Après l’avertissement lancé à la France, Moody’s a lourdement sanctionné l’Espagne ce mercredi. L’agence a abaissé de deux crans la note attribuée aux obligations d’Etat espagnoles, à Aa2 contre A1 précédemment. Il s’agit de la cinquième meilleure note sur l'échelle de Moody's, qui rétrograde le pays parmi les émetteurs solides mais susceptibles d'être affectés par des changements de la situation économique. Standard&Poor’s et Fitch considèrent encore l’Espagne comme un émetteur de haute qualité, et lui attribuent toutes deux un AA-, leur quatrième meilleure note.Moody's justifie sa décision par le fait qu'à ses yeux, «l'Espagne continue d'être vulnérable aux tensions sur les marchés», que sa croissance économique ne devrait atteindre que «1% au mieux» en 2012 (et non 1,8% comme elle le pensait jusque-là), et que cela «rendra encore plus difficile la réalisation des objectifs budgétaires ambitieux» du pays.

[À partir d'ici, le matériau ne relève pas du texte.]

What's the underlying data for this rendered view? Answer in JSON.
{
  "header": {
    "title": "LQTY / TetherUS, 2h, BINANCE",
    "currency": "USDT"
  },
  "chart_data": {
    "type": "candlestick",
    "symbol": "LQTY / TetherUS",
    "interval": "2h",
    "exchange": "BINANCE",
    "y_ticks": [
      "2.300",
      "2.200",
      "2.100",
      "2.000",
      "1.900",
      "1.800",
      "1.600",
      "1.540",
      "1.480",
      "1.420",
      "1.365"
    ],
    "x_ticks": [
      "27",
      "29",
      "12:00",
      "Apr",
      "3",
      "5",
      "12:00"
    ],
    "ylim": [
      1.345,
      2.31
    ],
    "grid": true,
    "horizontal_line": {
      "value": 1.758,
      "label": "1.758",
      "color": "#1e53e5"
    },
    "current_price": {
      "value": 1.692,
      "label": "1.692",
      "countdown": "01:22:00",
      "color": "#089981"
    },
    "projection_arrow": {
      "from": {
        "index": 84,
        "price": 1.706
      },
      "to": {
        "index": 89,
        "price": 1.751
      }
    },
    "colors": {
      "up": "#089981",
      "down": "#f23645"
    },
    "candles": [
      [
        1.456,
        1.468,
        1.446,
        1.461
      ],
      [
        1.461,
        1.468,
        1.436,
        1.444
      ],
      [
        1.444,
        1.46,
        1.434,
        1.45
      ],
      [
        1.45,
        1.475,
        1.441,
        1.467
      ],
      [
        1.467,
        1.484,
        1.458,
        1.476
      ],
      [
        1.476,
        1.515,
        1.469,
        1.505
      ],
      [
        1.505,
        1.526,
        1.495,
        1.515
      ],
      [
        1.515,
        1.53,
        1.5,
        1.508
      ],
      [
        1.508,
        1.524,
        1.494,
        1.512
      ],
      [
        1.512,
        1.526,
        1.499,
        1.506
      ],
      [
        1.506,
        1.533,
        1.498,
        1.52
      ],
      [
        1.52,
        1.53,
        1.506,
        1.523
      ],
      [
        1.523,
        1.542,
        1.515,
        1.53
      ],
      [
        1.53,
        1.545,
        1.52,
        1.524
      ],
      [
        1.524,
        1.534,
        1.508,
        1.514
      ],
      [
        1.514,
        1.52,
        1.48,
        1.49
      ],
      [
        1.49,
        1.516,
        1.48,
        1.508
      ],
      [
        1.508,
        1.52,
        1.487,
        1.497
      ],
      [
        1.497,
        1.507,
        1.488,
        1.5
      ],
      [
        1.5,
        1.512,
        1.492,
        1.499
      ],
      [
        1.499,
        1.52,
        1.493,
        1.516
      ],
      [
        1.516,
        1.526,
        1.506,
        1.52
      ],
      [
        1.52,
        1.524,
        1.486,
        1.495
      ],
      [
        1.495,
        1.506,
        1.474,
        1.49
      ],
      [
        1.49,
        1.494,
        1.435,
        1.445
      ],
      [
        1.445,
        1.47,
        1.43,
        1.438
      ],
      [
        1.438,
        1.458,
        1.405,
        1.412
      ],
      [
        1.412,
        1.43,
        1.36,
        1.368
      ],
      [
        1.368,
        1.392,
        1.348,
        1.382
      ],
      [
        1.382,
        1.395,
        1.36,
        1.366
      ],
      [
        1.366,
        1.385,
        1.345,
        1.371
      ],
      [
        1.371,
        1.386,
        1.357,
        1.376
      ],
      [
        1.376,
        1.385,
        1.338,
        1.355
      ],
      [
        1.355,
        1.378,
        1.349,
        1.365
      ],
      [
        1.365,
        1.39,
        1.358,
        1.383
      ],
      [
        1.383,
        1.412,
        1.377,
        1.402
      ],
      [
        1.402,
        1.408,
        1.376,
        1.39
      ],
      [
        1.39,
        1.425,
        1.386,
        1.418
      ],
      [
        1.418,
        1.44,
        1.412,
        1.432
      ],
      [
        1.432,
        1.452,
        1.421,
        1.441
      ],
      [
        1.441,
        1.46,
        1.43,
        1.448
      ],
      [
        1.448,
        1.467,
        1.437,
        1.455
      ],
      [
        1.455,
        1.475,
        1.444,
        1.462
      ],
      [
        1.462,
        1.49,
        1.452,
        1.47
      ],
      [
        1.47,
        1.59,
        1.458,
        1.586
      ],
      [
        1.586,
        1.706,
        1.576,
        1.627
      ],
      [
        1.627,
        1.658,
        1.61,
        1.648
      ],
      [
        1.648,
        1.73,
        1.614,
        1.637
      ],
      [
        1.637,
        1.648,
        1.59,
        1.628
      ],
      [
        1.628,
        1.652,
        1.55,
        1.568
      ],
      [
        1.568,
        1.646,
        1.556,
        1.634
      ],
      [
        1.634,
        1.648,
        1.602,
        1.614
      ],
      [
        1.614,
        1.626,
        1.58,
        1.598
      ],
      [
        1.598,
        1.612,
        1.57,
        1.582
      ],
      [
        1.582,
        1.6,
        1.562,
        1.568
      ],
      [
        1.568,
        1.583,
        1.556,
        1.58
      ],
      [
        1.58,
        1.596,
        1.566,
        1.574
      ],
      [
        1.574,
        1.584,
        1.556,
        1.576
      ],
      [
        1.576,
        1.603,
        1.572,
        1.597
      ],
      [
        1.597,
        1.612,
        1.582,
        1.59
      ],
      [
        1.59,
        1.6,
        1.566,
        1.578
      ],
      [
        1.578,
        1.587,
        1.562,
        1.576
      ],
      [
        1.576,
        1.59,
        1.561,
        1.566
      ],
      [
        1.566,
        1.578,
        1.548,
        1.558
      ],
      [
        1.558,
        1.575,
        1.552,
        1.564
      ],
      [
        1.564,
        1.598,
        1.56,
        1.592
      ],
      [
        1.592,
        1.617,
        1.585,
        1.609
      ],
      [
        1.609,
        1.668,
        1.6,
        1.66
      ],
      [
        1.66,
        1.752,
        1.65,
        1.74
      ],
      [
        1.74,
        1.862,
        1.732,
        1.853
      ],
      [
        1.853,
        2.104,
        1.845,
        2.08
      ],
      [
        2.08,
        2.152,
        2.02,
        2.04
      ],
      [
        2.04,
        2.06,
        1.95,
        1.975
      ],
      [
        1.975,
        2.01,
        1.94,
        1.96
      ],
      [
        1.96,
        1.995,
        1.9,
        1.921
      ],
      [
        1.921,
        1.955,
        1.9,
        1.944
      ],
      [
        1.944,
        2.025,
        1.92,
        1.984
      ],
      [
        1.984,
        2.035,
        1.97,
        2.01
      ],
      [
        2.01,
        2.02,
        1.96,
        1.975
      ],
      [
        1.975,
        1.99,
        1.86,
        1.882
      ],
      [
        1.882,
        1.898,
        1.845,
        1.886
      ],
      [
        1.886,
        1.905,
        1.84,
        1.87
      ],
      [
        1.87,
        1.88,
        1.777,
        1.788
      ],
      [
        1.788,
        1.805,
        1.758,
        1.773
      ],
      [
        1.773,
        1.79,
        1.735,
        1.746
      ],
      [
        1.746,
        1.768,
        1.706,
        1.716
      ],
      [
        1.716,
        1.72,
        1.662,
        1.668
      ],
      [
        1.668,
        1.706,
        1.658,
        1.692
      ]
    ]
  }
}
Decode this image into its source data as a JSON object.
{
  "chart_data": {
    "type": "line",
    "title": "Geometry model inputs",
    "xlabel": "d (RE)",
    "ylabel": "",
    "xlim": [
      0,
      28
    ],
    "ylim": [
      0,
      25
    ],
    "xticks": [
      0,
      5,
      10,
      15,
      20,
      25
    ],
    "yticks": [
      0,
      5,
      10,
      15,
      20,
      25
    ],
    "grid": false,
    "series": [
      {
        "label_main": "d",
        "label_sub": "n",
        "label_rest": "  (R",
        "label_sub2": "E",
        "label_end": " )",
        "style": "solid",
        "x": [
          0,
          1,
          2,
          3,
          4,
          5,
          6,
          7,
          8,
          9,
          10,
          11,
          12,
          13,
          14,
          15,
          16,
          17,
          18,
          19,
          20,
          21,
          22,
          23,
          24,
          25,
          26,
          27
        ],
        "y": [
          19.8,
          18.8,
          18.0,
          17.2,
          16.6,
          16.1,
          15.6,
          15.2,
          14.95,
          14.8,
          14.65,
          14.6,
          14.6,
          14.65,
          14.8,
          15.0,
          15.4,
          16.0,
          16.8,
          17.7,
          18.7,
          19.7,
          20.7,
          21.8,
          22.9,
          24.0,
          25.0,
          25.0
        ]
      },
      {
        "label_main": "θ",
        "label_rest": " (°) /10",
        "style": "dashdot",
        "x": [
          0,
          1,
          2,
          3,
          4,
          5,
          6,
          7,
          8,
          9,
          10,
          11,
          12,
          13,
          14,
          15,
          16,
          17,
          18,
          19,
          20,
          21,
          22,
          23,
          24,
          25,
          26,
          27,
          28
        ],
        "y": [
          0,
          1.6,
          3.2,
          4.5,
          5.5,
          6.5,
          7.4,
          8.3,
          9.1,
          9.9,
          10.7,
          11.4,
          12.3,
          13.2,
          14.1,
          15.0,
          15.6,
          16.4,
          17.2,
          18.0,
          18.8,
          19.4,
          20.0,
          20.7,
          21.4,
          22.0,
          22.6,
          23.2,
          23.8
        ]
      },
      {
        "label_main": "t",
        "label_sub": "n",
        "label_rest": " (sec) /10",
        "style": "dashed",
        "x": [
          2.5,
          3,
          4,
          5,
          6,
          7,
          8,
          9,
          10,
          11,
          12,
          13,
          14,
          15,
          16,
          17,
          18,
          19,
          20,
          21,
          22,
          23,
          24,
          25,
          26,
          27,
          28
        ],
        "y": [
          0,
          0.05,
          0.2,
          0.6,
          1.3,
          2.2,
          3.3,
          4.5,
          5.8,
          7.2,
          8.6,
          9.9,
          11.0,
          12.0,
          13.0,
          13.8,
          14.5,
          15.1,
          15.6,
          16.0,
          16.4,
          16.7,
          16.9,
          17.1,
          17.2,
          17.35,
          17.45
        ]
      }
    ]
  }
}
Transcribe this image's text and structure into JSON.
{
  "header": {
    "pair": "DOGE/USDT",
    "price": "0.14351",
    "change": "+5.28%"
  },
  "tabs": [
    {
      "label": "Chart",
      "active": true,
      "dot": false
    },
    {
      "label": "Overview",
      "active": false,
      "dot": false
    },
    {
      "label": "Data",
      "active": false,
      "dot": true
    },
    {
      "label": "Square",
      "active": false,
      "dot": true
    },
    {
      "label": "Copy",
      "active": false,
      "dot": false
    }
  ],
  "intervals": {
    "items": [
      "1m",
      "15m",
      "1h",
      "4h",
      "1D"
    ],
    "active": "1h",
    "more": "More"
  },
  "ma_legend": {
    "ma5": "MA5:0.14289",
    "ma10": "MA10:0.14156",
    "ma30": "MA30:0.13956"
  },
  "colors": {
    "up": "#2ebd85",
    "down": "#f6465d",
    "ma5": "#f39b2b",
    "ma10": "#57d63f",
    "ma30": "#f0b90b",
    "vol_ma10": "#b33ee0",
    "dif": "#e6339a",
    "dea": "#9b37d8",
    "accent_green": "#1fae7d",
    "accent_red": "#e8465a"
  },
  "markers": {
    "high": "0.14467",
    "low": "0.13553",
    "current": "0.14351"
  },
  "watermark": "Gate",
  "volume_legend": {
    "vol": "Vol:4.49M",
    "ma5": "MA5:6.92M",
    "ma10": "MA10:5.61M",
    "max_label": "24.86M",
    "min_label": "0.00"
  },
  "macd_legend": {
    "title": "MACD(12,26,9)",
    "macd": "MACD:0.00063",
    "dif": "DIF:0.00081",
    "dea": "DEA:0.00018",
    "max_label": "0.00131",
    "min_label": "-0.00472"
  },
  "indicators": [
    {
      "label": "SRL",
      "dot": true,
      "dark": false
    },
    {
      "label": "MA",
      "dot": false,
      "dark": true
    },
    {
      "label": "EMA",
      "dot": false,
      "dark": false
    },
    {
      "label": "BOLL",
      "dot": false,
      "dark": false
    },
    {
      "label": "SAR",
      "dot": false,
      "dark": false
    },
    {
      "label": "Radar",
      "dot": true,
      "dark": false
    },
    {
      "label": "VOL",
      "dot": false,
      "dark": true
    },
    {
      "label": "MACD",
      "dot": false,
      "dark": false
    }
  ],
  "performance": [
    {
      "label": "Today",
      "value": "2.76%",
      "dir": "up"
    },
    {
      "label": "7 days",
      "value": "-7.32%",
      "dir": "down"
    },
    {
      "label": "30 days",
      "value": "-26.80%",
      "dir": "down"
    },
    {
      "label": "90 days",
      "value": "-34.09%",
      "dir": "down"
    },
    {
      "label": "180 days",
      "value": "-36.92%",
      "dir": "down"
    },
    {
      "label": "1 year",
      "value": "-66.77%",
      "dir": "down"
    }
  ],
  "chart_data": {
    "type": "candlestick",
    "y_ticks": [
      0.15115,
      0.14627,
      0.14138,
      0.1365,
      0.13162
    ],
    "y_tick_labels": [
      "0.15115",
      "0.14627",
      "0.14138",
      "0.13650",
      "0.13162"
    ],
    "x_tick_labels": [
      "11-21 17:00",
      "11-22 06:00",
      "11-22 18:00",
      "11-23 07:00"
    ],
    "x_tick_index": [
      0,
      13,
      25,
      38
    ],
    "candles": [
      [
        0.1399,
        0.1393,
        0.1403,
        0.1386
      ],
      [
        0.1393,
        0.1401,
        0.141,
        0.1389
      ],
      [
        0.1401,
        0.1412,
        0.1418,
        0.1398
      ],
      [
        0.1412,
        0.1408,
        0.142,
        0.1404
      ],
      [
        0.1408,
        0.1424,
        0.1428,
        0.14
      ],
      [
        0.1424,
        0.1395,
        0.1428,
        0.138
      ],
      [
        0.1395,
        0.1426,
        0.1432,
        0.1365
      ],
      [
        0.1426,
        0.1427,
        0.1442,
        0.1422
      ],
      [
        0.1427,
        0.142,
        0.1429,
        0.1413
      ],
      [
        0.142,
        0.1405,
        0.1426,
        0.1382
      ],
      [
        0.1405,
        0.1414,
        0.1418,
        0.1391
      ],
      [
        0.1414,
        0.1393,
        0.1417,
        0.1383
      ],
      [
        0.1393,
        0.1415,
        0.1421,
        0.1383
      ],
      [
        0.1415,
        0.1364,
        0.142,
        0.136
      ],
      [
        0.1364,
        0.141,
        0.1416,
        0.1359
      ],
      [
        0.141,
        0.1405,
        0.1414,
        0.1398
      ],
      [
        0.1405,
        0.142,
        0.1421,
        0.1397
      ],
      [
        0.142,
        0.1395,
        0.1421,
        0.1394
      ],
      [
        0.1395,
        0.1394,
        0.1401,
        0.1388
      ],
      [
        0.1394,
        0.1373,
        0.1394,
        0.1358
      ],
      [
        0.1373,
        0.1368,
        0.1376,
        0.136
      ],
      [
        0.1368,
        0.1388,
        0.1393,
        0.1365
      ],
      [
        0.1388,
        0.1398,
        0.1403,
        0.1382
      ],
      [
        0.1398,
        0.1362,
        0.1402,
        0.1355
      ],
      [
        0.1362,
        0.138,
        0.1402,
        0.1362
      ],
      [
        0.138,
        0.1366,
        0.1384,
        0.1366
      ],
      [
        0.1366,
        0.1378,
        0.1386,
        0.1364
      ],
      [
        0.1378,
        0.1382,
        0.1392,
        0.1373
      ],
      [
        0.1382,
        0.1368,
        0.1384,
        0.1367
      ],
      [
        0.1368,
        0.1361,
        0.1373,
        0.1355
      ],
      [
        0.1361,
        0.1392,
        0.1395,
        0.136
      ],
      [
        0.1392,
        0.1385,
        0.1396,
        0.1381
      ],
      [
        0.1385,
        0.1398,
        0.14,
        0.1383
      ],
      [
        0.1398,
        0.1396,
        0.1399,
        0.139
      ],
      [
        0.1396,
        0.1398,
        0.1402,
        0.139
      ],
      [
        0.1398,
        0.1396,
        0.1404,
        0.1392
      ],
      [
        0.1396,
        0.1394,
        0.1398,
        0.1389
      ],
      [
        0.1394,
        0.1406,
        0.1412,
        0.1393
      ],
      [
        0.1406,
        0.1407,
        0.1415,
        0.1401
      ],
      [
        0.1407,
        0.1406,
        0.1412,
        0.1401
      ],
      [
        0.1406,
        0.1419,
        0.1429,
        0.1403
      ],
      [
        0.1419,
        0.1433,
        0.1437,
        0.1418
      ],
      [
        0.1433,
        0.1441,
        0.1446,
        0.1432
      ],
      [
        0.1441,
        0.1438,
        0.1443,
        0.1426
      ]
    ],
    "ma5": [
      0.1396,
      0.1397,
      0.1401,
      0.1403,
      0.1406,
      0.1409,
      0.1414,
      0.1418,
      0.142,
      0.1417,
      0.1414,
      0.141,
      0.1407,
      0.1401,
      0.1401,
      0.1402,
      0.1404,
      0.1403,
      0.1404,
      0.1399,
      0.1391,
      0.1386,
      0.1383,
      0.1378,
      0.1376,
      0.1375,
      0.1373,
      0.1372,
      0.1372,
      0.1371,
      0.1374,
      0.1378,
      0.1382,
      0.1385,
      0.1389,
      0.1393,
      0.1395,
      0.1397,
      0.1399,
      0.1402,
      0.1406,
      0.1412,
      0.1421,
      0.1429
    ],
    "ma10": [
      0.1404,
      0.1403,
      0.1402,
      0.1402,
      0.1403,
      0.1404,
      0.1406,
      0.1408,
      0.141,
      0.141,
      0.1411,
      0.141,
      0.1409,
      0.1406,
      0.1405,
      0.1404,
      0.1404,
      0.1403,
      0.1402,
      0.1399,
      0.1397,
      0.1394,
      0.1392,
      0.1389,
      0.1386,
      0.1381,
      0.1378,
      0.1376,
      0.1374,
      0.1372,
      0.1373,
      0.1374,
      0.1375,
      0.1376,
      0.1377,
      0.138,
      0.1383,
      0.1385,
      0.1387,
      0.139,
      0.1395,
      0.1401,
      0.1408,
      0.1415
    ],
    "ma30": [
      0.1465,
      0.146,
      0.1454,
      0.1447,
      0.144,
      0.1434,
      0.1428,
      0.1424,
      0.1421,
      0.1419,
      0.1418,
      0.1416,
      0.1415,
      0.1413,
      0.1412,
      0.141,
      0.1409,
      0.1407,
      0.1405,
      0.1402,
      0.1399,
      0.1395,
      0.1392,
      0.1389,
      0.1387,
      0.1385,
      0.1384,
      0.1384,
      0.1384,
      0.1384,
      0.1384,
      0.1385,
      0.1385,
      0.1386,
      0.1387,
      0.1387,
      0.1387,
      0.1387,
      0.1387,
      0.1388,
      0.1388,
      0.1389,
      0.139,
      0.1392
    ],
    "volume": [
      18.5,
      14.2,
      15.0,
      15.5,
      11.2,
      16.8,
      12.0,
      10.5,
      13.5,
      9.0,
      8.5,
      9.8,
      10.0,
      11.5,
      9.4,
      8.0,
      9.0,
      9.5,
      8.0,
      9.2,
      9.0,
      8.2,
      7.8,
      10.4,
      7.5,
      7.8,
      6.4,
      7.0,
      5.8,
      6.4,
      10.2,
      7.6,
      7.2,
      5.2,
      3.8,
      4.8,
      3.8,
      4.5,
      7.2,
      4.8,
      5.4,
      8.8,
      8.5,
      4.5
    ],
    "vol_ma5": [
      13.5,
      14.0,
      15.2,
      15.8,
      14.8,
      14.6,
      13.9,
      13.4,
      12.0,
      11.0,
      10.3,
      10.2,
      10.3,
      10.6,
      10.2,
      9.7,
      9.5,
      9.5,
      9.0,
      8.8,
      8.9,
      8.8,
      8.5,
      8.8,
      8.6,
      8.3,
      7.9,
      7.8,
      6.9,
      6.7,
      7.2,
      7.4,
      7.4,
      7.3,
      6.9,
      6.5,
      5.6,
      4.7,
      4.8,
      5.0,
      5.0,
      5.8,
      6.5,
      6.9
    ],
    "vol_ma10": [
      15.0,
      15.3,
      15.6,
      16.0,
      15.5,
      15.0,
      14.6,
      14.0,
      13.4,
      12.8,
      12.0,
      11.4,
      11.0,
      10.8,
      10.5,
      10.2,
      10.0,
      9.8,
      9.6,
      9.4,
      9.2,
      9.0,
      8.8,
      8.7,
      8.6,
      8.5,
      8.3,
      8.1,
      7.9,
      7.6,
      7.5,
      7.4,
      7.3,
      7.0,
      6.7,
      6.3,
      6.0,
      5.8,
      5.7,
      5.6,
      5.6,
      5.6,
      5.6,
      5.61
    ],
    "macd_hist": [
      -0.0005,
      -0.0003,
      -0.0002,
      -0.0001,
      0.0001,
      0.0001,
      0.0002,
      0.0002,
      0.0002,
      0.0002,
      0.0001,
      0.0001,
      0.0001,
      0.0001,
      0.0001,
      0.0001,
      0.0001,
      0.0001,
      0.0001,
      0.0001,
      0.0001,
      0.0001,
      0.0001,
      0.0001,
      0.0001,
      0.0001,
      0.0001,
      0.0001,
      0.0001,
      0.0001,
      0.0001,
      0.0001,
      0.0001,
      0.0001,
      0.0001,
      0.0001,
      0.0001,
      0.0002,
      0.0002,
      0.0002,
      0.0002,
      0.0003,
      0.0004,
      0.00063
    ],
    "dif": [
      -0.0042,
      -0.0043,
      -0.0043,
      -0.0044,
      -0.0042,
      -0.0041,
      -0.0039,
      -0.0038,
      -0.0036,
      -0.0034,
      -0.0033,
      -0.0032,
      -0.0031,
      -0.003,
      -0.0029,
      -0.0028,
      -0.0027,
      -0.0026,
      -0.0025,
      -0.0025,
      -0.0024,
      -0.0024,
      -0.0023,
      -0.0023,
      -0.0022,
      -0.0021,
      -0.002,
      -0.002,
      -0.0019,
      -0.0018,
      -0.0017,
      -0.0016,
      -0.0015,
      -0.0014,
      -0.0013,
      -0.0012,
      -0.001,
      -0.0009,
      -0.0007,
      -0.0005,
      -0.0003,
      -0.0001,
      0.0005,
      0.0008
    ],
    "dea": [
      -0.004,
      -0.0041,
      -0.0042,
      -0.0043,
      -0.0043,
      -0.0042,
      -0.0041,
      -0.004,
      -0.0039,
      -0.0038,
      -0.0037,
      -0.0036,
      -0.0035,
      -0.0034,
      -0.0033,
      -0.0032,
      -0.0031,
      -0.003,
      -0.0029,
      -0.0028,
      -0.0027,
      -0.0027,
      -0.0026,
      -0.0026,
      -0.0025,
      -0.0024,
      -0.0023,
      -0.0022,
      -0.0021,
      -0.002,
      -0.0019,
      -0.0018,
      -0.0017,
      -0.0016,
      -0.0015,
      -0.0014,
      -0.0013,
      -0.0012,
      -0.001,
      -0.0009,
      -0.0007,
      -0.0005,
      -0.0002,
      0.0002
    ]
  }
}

Pire, l’agence maintient sa perspective « négative », autrement dit menace d’abaisser encore la note du pays. Cependant, cette annonce ne semble pas émouvoir outre mesure les investisseurs. Vers 12h00, la Bourse de Madrid progresse de 0,83%, en ligne avec les autres places européennes, portée par les rumeurs d’une augmentation de la capacité du Fonds européen de stabilité financière (FESF).
Hier, l'Espagne a émis pour 4,6 milliards d'euros de bons à 12 et 18 mois, en maintenant des taux stables par rapport aux dernières émissions. Il n’est pas certain que la décision de Moody’s entraîne un durcissement des conditions de financement du pays, car elle était attendue et peut-être déjà intégrée par le marché. L’avenir du pays réside désormais autant dans sa capacité à tenir ses engagements budgétaires que dans celle des chefs d’Etat européens à mettre en place les instruments de refinancement tels que le FESF.